According to this story from dailysignal.com, the report says, “In eight states where we have data by gender, since 2012 the number of permits has increased by 161 percent for women and by 85 percent for men.”
Additionally, the report says, “from 2007 through 2015, concealed-carry permits issued by state and local governments increased by 75 percent faster among nonwhites than whites, according to the report.”
Some wonder if gun rights will shift more women from Democrat to Republican in the future.
“It’s more challenging for me to pick a politician that wants to take away guns or prohibit them in any way,” said JaQuan Taylor, a senior at Georgia Tech, in the story. She's also the president of the college group that advocates allowing campus carry. “I vote for the person more than the party, but I usually vote Democrat because they are pro-education. Since I’ve gotten a gun, I’ve begun to look at Republicans.”
Taylor sees it as a freedom issue, not a left-right matter.
“It seems like with the push for gay marriage, there is a push for freedom in all directions. That’s a good thing,” he said in the story.
Lynne Roberts, the Massachusetts state coordinator for the pro-gun Second Amendment Sisters, said in the story,“Women are voting typically on the Democratic side because over the last two or three generations self-defense and firearms were demonized. Women were told they can’t take care of themselves. That’s changing.”
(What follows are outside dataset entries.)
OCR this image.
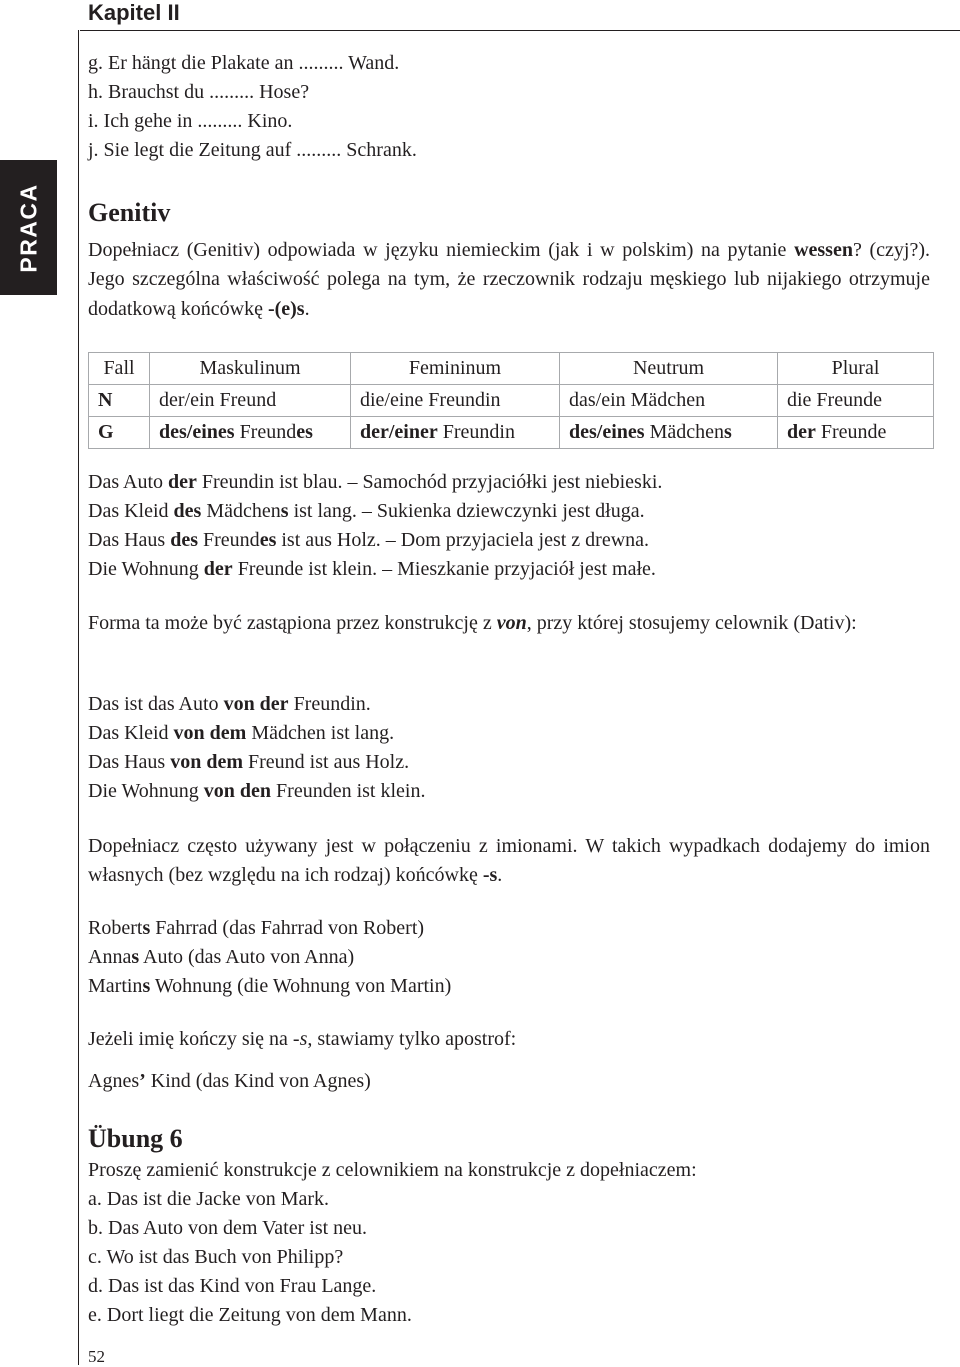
Kapitel II
PRACA
g. Er hängt die Plakate an ......... Wand.
h. Brauchst du ......... Hose?
i. Ich gehe in ......... Kino.
j. Sie legt die Zeitung auf ......... Schrank.
Genitiv

Dopełniacz (Genitiv) odpowiada w języku niemieckim (jak i w polskim) na pytanie wessen? (czyj?). Jego szczególna właściwość polega na tym, że rzeczownik rodzaju męskiego lub nijakiego otrzymuje dodatkową końcówkę -(e)s.

Fall	Maskulinum	Femininum	Neutrum	Plural
N	der/ein Freund	die/eine Freundin	das/ein Mädchen	die Freunde
G	des/eines Freundes	der/einer Freundin	des/eines Mädchens	der Freunde
Das Auto der Freundin ist blau. – Samochód przyjaciółki jest niebieski.
Das Kleid des Mädchens ist lang. – Sukienka dziewczynki jest długa.
Das Haus des Freundes ist aus Holz. – Dom przyjaciela jest z drewna.
Die Wohnung der Freunde ist klein. – Mieszkanie przyjaciół jest małe.

Forma ta może być zastąpiona przez konstrukcję z von, przy której stosujemy celownik (Dativ):

Das ist das Auto von der Freundin.
Das Kleid von dem Mädchen ist lang.
Das Haus von dem Freund ist aus Holz.
Die Wohnung von den Freunden ist klein.

Dopełniacz często używany jest w połączeniu z imionami. W takich wypadkach dodajemy do imion własnych (bez względu na ich rodzaj) końcówkę -s.

Roberts Fahrrad (das Fahrrad von Robert)
Annas Auto (das Auto von Anna)
Martins Wohnung (die Wohnung von Martin)
Jeżeli imię kończy się na -s, stawiamy tylko apostrof:
Agnes’ Kind (das Kind von Agnes)
Übung 6
Proszę zamienić konstrukcje z celownikiem na konstrukcje z dopełniaczem:
a. Das ist die Jacke von Mark.
b. Das Auto von dem Vater ist neu.
c. Wo ist das Buch von Philipp?
d. Das ist das Kind von Frau Lange.
e. Dort liegt die Zeitung von dem Mann.
52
In this story from nationalinterest.org, billionaire anti-gun activist and former New York City Mayor Michael Bloomberg’s Everytown for Gun Safety said all increases in recent gun ownership and concealed carry permits are driven by fear.
“The rate of American gun ownership has been in serious decline over the last 40 years, so it’s not surprising that gun manufacturers are desperately seeking to tap into new markets and that they’re using the politics of fear to drive new sales,” said Everytown spokesperson Andrei Berman.